Larger models (70B, 100B+) might have higher ceilings. The question: would self-evolution on a 70B model reach 95%? 98%? There may be fundamental limits.


7. Narrow Task Domain

The paper’s strongest results are on MATH — a specific benchmark. Generalization to other domains is unclear:

  • Code generation: Does self-evolution work? Code has auto-verification (tests), but solutions are diverse; step-level scoring is less clear.
  • Reasoning across domains: Science problems, logic puzzles, multi-step planning. Do PRMs trained on MATH transfer to these?
  • Real-world problems: Most real problems are open-ended, not like MATH. The assumption of binary correctness breaks.

The paper demonstrates the approach on one domain. Whether it generalizes is an open question.


8. Diminishing Returns and Saturation

The improvements per round decrease: 26% → 10% → 7% → 5%. By Round 5, you might see <2% improvement. The compute cost per percentage point rises exponentially.

At what point does the cost of additional rounds exceed the benefit? For MATH, the paper chose 4 rounds. But for other tasks with different saturation curves, this might be suboptimal.

There’s also a hard ceiling imposed by:

  • The base model’s architecture (can it reason this complex?)
  • The dataset’s difficulty (are there problems the model fundamentally can’t solve?)

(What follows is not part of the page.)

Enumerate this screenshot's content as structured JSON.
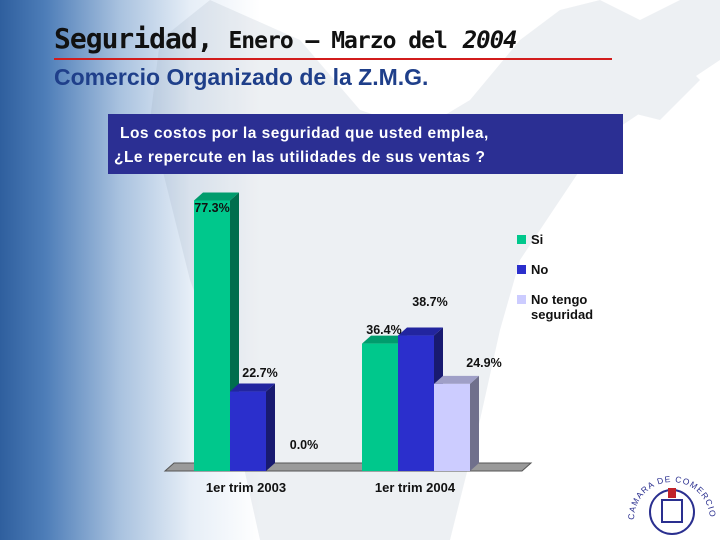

rStar-Math doesn’t magically break these ceilings; it just gets you closer to them.


9. Reproducibility and Baseline Sensitivity

The paper compares to base Qwen-7B. But:

  • What if you start from a better pre-trained base (e.g., a model already fine-tuned on code)?
  • What if you start from a weaker base?

The delta (improvement per round) might vary. The paper doesn’t thoroughly ablate the sensitivity to starting conditions.

Also, running MCTS with different random seeds, different PRM initializations, etc., might produce different results. The paper should report variance; most papers don’t.


The Bigger Picture

These limitations point to a deeper insight: rStar-Math works because math is special.

Math has:

  • Objective correctness (right or wrong, no ambiguity)
  • Automatic verification (Python execution)
  • Step-wise decomposability (reasoning naturally breaks into steps)
  • Clear ground truth (the answer is either correct or not)

Most real-world problems lack one or more of these. The approach doesn’t magically generalize.

The valuable lesson: When these conditions hold, self-evolution is powerful. When they don’t, you need different strategies. rStar-Math is a proof-of-concept for a specific domain, not a universal solution.